In this example we will process the example data fa_nmr
to build a simple PC-LDA classificator. As this dataset includes only three spectra of each category don’t expect wonders, the aim of this vignette is simply to guide you through a workflow.
This package comes with an example dataset, already loaded as a collection. This dataset contains H1-NMR spectra for fatty acids of egg yolks. The spectra were pre-processed using TopSpin: * Phasing * Baseline removal * Spectral alignement * Export as .txt files
Each exported file looked like this :
# File created = <DATE>
# Data set = <NAME> 10 1 <"Path/to/folder">
# Spectral Region:
# LEFT = 14.931500434875488 ppm.

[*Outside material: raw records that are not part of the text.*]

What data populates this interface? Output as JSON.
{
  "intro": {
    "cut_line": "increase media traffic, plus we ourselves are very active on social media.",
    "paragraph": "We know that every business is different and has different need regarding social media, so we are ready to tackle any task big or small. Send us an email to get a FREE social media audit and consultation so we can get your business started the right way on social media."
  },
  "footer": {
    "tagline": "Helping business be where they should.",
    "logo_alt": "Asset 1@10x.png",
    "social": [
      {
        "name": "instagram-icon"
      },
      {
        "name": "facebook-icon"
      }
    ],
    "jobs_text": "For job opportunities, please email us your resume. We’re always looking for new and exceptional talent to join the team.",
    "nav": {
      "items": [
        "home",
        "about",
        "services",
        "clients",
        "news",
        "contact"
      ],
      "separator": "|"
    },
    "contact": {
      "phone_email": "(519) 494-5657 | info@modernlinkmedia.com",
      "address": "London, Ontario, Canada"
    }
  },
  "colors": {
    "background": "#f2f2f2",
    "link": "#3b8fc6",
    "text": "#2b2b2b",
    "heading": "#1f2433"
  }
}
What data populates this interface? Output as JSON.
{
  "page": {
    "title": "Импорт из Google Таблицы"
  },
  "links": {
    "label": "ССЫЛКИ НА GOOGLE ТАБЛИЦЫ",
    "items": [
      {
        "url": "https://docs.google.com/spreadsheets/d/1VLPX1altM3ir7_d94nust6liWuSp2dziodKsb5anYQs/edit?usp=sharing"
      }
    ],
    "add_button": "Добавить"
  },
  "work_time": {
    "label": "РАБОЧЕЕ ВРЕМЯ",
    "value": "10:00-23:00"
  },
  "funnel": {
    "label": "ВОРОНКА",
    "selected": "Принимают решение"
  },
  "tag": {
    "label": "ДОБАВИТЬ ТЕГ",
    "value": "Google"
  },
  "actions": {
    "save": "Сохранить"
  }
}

RIGHT = -5.284929038283497 ppm.
#
# SIZE = 262144 ( = number of points)
#
# In the following ordering is from the 'left' to the 'right' limits!
# Lines beginning with '#' must be considered as comment lines.
#
83549.0
83274.0
83057.0
...
Here is how this data was loaded as a collection:
require(purrr)
# First we get a list of the files in the spectra folder
files <- file.path(INPUT_FOLDER, list.files(INPUT_FOLDER))
# Then we create a simple parser to read the data form the files
parse_file <- function(path){
meta_raw <- readLines(path, n = 10, ok = FALSE)
dataset <- unlist(strsplit(meta_raw[2], " "))[5]
left <- as.numeric(unlist(strsplit(meta_raw[4], " "))[4])
right <- as.numeric(unlist(strsplit(meta_raw[4], " "))[8])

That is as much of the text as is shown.